The 61-year-old carved out a path away from the shadow of his father many years ago. That path ironically includes preaching — yes, preaching — against faith in a tone that only appeals to those who are already Godless.
The commercial spots have always seemed to me to be rather transparent — Ron Reagan’s eyes tell the story of an aged rebel coping with the fact that his name is not relevant.
Like any bitter, self-absorbed teen-turned-angst-filled grown-up, the younger Reagan is still rebelling against his father, 31 years after the elder Reagan rode off into the sunset of retirement.
The ads are cringeworthy, to put it mildly, and at least one Hollywood veteran is willing to say so.
Of all people, it was comedian Norm Macdonald who called out Ron Reagan on Sunday for his bizarre TV commercial.
Macdonald chided Reagan for being a “super-masochist.”
“Oh good. There’s a commercial for atheism. Ron Reagan says he’s not afraid of burning in hell. What is he nuts?

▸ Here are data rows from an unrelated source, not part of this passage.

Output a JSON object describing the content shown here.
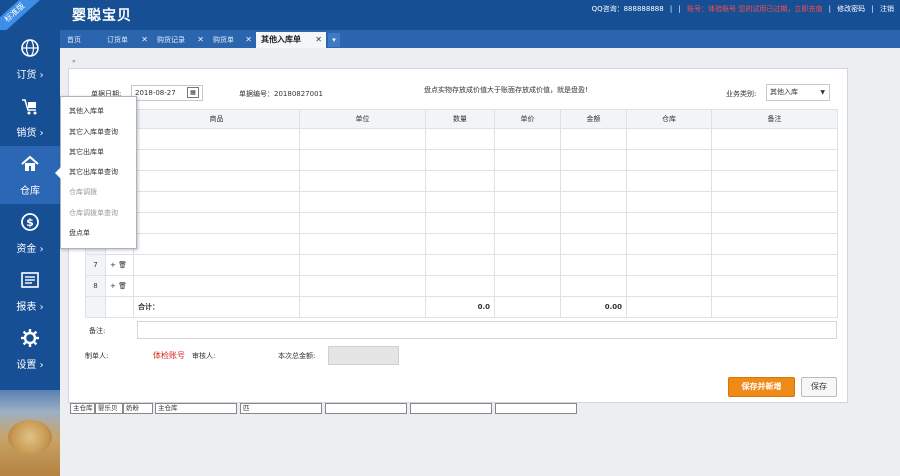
{
  "header": {
    "brand": "婴聪宝贝",
    "ribbon": "标准版",
    "qq_label": "QQ咨询：888888888",
    "sep": "|",
    "account_notice": "账号：体验账号  您的试用已过期，立即充值",
    "change_password": "修改密码",
    "logout": "注销"
  },
  "sidebar": {
    "items": [
      {
        "label": "订货",
        "chevron": "›",
        "icon": "globe-icon"
      },
      {
        "label": "销货",
        "chevron": "›",
        "icon": "cart-icon"
      },
      {
        "label": "仓库",
        "chevron": "",
        "icon": "home-icon"
      },
      {
        "label": "资金",
        "chevron": "›",
        "icon": "coin-icon"
      },
      {
        "label": "报表",
        "chevron": "›",
        "icon": "report-icon"
      },
      {
        "label": "设置",
        "chevron": "›",
        "icon": "gear-icon"
      }
    ]
  },
  "tabs": {
    "items": [
      {
        "label": "首页",
        "close": ""
      },
      {
        "label": "订货单",
        "close": "✕"
      },
      {
        "label": "购货记录",
        "close": "✕"
      },
      {
        "label": "购货单",
        "close": "✕"
      },
      {
        "label": "其他入库单",
        "close": "✕"
      }
    ],
    "more": "▾"
  },
  "scroll_indicator": "»",
  "form": {
    "date_label": "单据日期:",
    "date_value": "2018-08-27",
    "doc_no_label": "单据编号：",
    "doc_no_value": "20180827001",
    "hint": "盘点实物存放成价值大于账面存放成价值，就是盘盈!",
    "biz_type_label": "业务类别:",
    "biz_type_value": "其他入库",
    "remark_label": "备注:",
    "maker_label": "制单人:",
    "maker_value": "体检账号",
    "reviewer_label": "审核人:",
    "amount_label": "本次总金额:"
  },
  "table": {
    "headers": [
      "",
      "",
      "商品",
      "单位",
      "数量",
      "单价",
      "金额",
      "仓库",
      "备注"
    ],
    "visible_rows": [
      {
        "no": "7",
        "ops": "+ ",
        "del": "🗑"
      },
      {
        "no": "8",
        "ops": "+ ",
        "del": "🗑"
      }
    ],
    "total_label": "合计：",
    "total_qty": "0.0",
    "total_amount": "0.00"
  },
  "buttons": {
    "save_new": "保存并新增",
    "save": "保存"
  },
  "submenu": {
    "items": [
      {
        "label": "其他入库单",
        "dim": false
      },
      {
        "label": "其它入库单查询",
        "dim": false
      },
      {
        "label": "其它出库单",
        "dim": false
      },
      {
        "label": "其它出库单查询",
        "dim": false
      },
      {
        "label": "仓库调拨",
        "dim": true
      },
      {
        "label": "仓库调拨单查询",
        "dim": true
      },
      {
        "label": "盘点单",
        "dim": false
      }
    ]
  },
  "stray_fields": [
    "主仓库",
    "婴乐贝",
    "奶粉",
    "主仓库",
    "匹",
    "",
    "",
    ""
  ]
}
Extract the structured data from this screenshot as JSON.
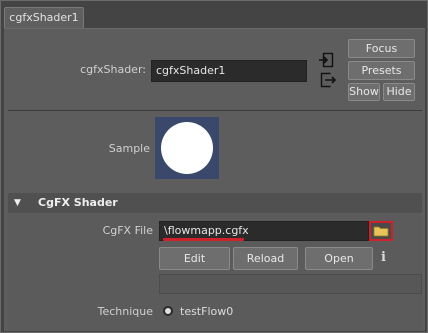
{
  "tab": {
    "title": "cgfxShader1"
  },
  "shader": {
    "label": "cgfxShader:",
    "value": "cgfxShader1"
  },
  "buttons": {
    "focus": "Focus",
    "presets": "Presets",
    "show": "Show",
    "hide": "Hide"
  },
  "sample": {
    "label": "Sample"
  },
  "section": {
    "title": "CgFX Shader"
  },
  "cgfx_file": {
    "label": "CgFX File",
    "value": "\\flowmapp.cgfx"
  },
  "file_buttons": {
    "edit": "Edit",
    "reload": "Reload",
    "open": "Open",
    "info": "i"
  },
  "technique": {
    "label": "Technique",
    "option": "testFlow0"
  },
  "colors": {
    "highlight": "#d0202a",
    "swatch_bg": "#39486b",
    "field_bg": "#2b2b2b"
  }
}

Sounds pretty frightening,” Macdonald wrote in a since-deleted tweet.
Later, the “Saturday Night Live” alum again tweeted about Reagan’s Freedom From Religion commercial.
“Another commercial break and another chance to hear Ron Reagan smugly blather that he is not afraid of burning in hell. Perhaps he is a believer but also a super-masochist,” Macdonald wrote, though that tweet has since been deleted as well.
While Macdonald would not necessarily be considered an ally of conservative Christians, he is definitely not afraid to break rank with the groupthink in Hollywood and share his feelings.
In addition to describing himself as being anti-abortion in the past, Macdonald has famously initiated feuds with avowed atheists.
In 2015, Macdonald railed against the “smugness” of Hollywood’s elitist atheism in an interview with The Hollywood Reporter.
“Oh, just the smugness. There are a lot more hack ‘smart’ comedians nowadays and atheist comedians. It’s so dull,” the former “SNL” host said of the comedic world’s supposed A-team.
“To be talking about being an atheist living in West Hollywood is not the bravest stance to take. If a guy went up and said, ‘Jesus Christ is our lord and savior,’ I’d say, ‘Damn, that guy’s brave!'”
Macdonald proceeded to target HBO’s Bill Maher, who is stanch in his atheism.
“I find [Maher] completely unfunny. Like, maybe the unfunniest person I’ve ever encountered that’s called a comedian. I like his show because of the arguing back and forth, and he knows a lot about politics,” he said. “I like watching actual political guys who know their stuff.”
In 2013, Macdonald shared his Christian faith with former CNN host Larry King.
“I’m a Christian. Its not stylish to say, now,” the comedian said.
“What people don’t understand about faith is that you have to choose it.”
It is refreshing to see such a high-profile celebrity use his platform to call out Ron Reagan for his fanatical atheism.
While he cloaked his critique of the former president’s son with comedy, it’s clear that Macdonald does not take the issue of blasphemy lightly and that he is at odds with Reagan’s cavalier attitude about burning in hell.
Macdonald is not a has-been comedian who relies on his Twitter account to stay relevant, either.
The 60-year-old has a cult following across all of social media and regularly interacts with his 1.1 million Twitter followers — sometimes about his faith.
Scripture. Faith. Grace. Christ, Glory of God. Smart man says nothing is a miracle. I say everything is.
— Norm Macdonald (@normmacdonald) October 31, 2017
A 2017 tweet from Macdonald said it all: “Scripture. Faith. Grace. Christ, Glory of God. Smart man says nothing is a miracle. I say everything is.”